L'EDITORIALE
Tra sogni e pragmatismo la lezione americana all’Europa di Flavia Pankiewicz
“U
n’America aperta ai sogni”. Tra le prime parole pronunciate da Barak Obama, appena rieletto presidente degli Stati Uniti, c’è la parola cardine di quel pensiero americano che in pochi secoli di storia ha messo insieme quella che, al di là delle inevitabili imperfezioni, è ancora la più grande democrazia del pianeta: “sogno”.
Sogno come meta apparentemente impossibile da rendere reale e concreta. Sogno che, nella terra in cui pochi decenni fa l’apartheid era ancora una realtà, nella terra che ha prodotto mostri come il Ku Klux Klan, ha reso possibile ad un afroamericano la scalata e la riconferma alla carica istituzionale più potente del pianeta.
“Crediamo in un’America generosa, tollerante, aperta ai sogni – ha detto il presidente. – E i nostri contrasti sono il segno della nostra libertà. Il meglio deve ancora venire”.
Poche parole che sono un concentrato del pensiero americano. I “contrasti” letti dal pensiero positivo sono in fondo possibili solo in democrazia e quindi da apprezzare come fattore di arricchimento. E il forte richiamo all’ottimismo con “il meglio deve ancora venire” ci ricorda che nessuna “ripresa”, economica o di qualsiasi altro genere, è possibile se non soffia forte il vento vivificante della speranza e dell’ottimismo.
L’antieuropeo e anti-italiano Romney, che qualche giorno fa profetizzava, in caso di vittoria di Obama, una crisi economica, in America, come quelle di Europa, Italia e Spagna è stato sconfitto ed è rapidamente rientrato nei parametri del politically correct telefonando a Obama per ammettere la sconfitta e augurargli “buon lavoro”. Con fair play ancora più generoso il neo presidente ha risposto: “nelle prossime settimane ci incontreremo per vedere su cosa potremo lavorare insieme per portare avanti il paese”. Una scena impensabile nell’Italia del livore e dei veleni in cui i casi di collaborazione tra le parti, per il bene del Paese, sono quasi inesistenti.
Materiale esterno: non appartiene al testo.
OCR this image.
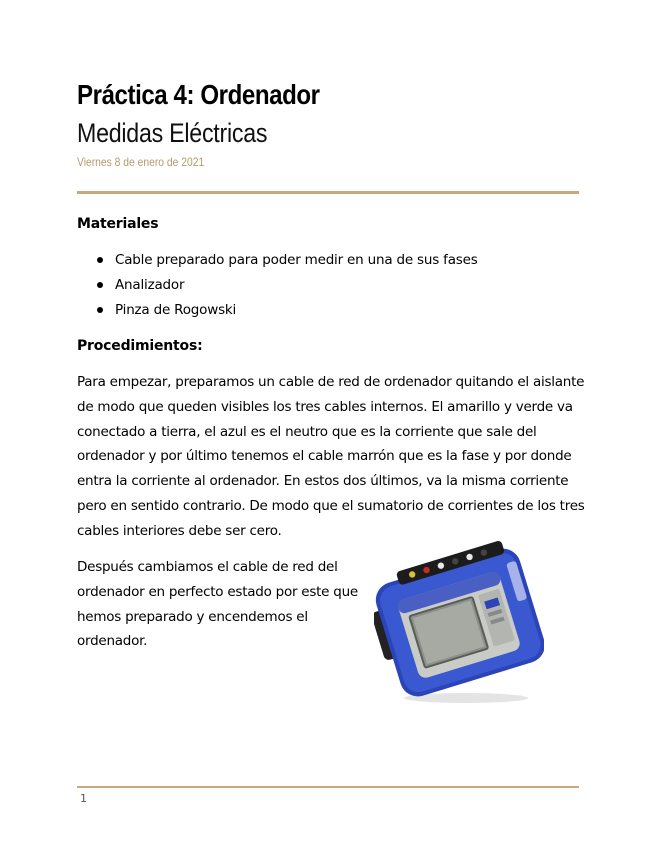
Práctica 4: Ordenador
Medidas Eléctricas
Viernes 8 de enero de 2021
Materiales
Cable preparado para poder medir en una de sus fases
Analizador
Pinza de Rogowski
Procedimientos:

Para empezar, preparamos un cable de red de ordenador quitando el aislante de modo que queden visibles los tres cables internos. El amarillo y verde va conectado a tierra, el azul es el neutro que es la corriente que sale del ordenador y por último tenemos el cable marrón que es la fase y por donde entra la corriente al ordenador. En estos dos últimos, va la misma corriente pero en sentido contrario. De modo que el sumatorio de corrientes de los tres cables interiores debe ser cero.

Después cambiamos el cable de red del ordenador en perfecto estado por este que hemos preparado y encendemos el ordenador.

1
Non si può non menzionare Michelle Obama, forse la migliore first lady che sia mai comparsa sulla scena internazionale. Un asso nella manica che ha certamente avuto un peso nella rielezione di Barak. Solida, solare, propositiva, ha portato avanti campagne intelligenti e validissime come quella contro l’obesità e a favore della dieta mediterranea, dell’educazione alimentare, della riscoperta degli orti. L’ultima mossa giusta: rindossare, per la rielezione del marito, un abito già usato in altre occasioni. “Niente sprechi”, un modo per essere vicina alle famiglie stritolate dalla crisi e per mostrare al mondo, per decenni indottrinato dalla filosofia del lusso, che la sobrietà, per molti obbligata, può essere una scelta, vincente, di gran classe.